The protocol of MSC differentiation was carried out as described previously (Yu et al., 2011). Only early passage MSCs were used for experimental studies. The osteogenesis induction medium (OIM) contained 0.1 µM Dex, 10 mM β-glycerolphosphate, 50 µM ascorbic acid-2-phosphate in control medium (DMEM containing 10% FBS). The adipogenesis induction medium (AIM) contained 1 µM Dex, 0.5 mM methtlisobutylxathine, 200 µM indomethacin, 10 µg/ml insulin in control medium (DMEM containing 10% FBS). Mixed differentiation medium contained 1∶1 OIM∶AIM (Kilian et al., 2010; McBeath et al., 2004).
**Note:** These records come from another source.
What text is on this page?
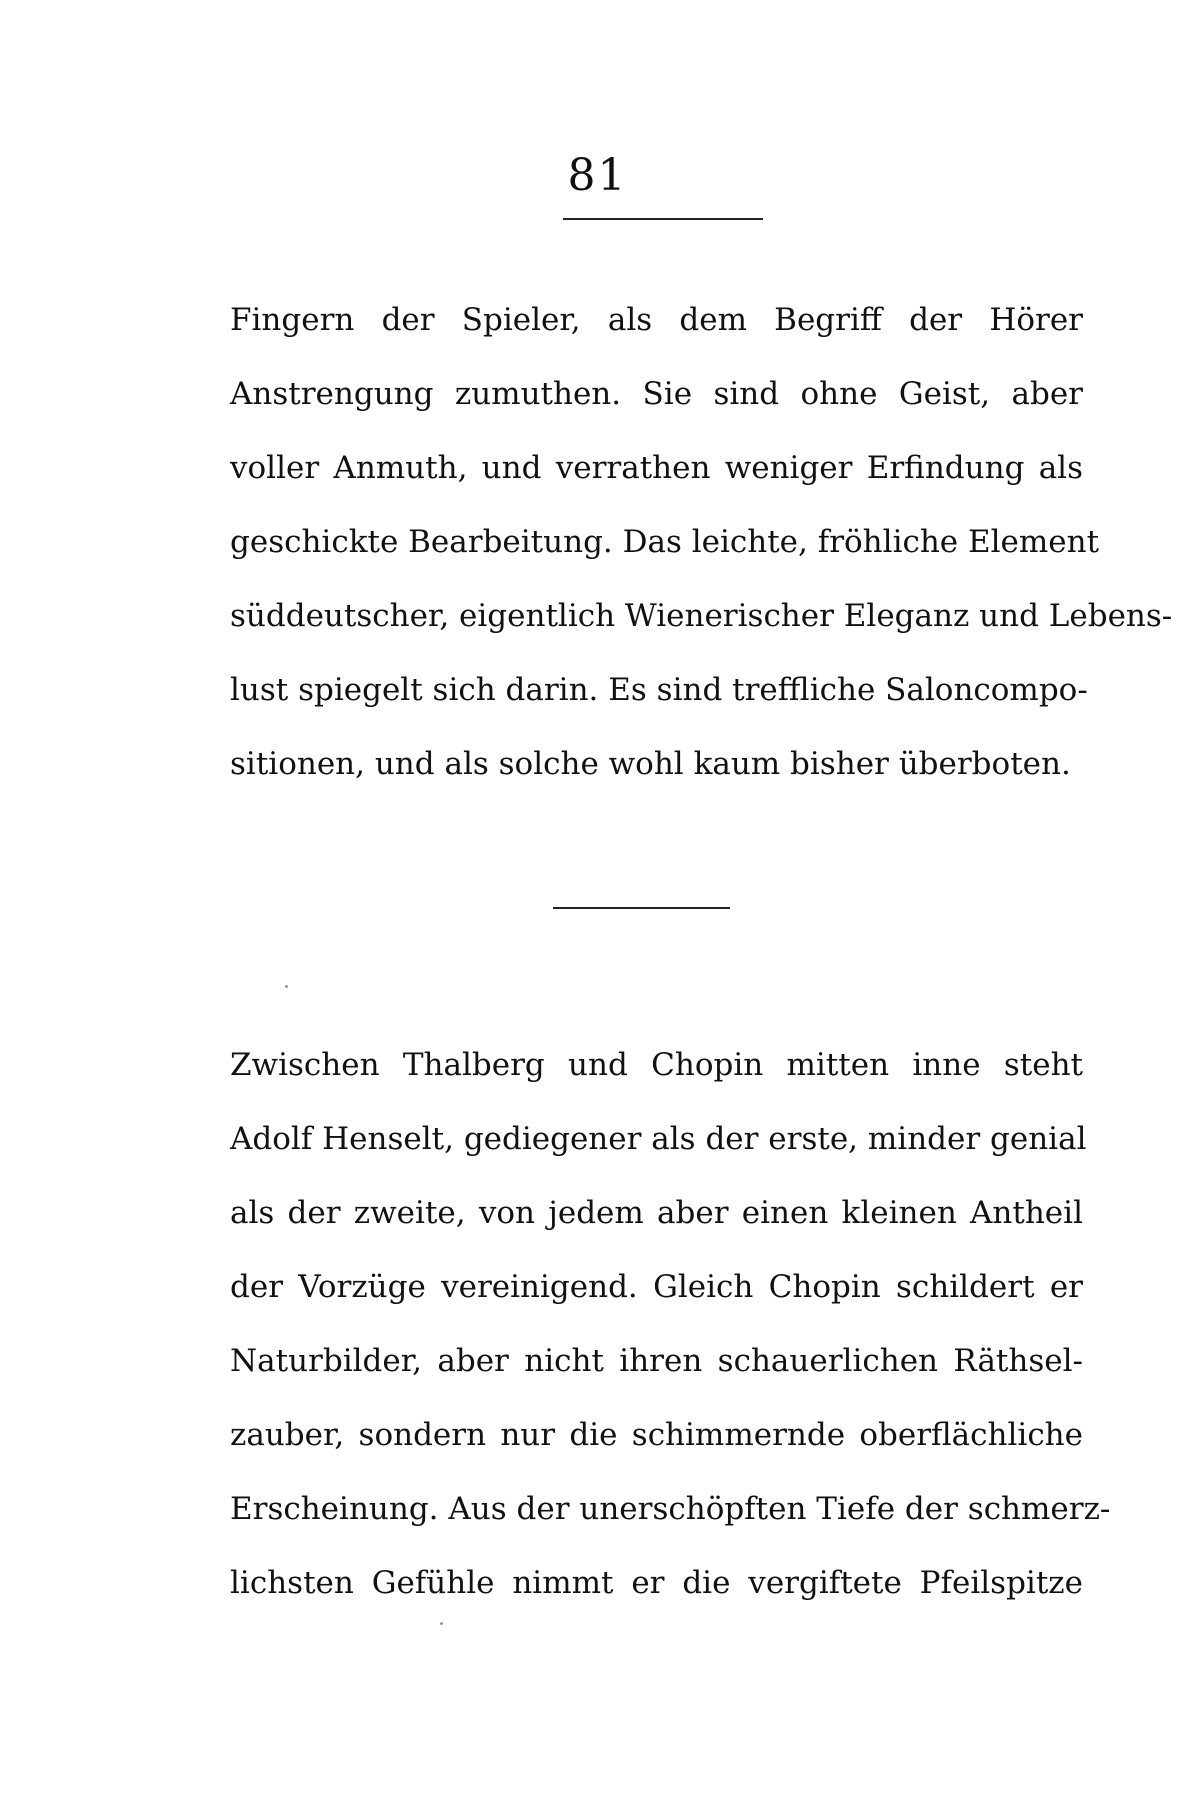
81
Fingern der Spieler, als dem Begriff der Hörer
Anstrengung zumuthen. Sie sind ohne Geist, aber
voller Anmuth, und verrathen weniger Erfindung als
geschickte Bearbeitung. Das leichte, fröhliche Element
süddeutscher, eigentlich Wienerischer Eleganz und Lebens-
lust spiegelt sich darin. Es sind treffliche Saloncompo-
sitionen, und als solche wohl kaum bisher überboten.
Zwischen Thalberg und Chopin mitten inne steht
Adolf Henselt, gediegener als der erste, minder genial
als der zweite, von jedem aber einen kleinen Antheil
der Vorzüge vereinigend. Gleich Chopin schildert er
Naturbilder, aber nicht ihren schauerlichen Räthsel-
zauber, sondern nur die schimmernde oberflächliche
Erscheinung. Aus der unerschöpften Tiefe der schmerz-
lichsten Gefühle nimmt er die vergiftete Pfeilspitze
The protocol of MSC staining was carried out as described previously (McBeath et al., 2004). Cells were fixed in 4% paraformaldehyde, rinsed in PBS and then stained with Fast BCIP/NBT (Sigma) for the activity of alkaline phosphatase (ALP). To stain lipid, cells were rinsed in 60% isopropanol, stained with 30 mg/ml Oil Red O (Sigma) in 60% isopropanol, and rinsed in PBS. Cells were then stained with Hoechst 33342 in PBS to obtain the total cell count. Cells were photographed and counted using a Nikon Eclipse TE200.

Statistical significance was measured by a two-tailed Student's t-test.

We thank Shih-Chieh Hung (National Yang-Ming University, Taiwan) for providing MSC-3A6 cells, the Academia Sinica Common Mass Spectrometry Facilities (IBC, Academia Sinica, Taiwan) for help with proteomics data analysis, and Yin-Quan Chen and Arthur Chiou (National Yang-Ming University, Taiwan) for help with image processing.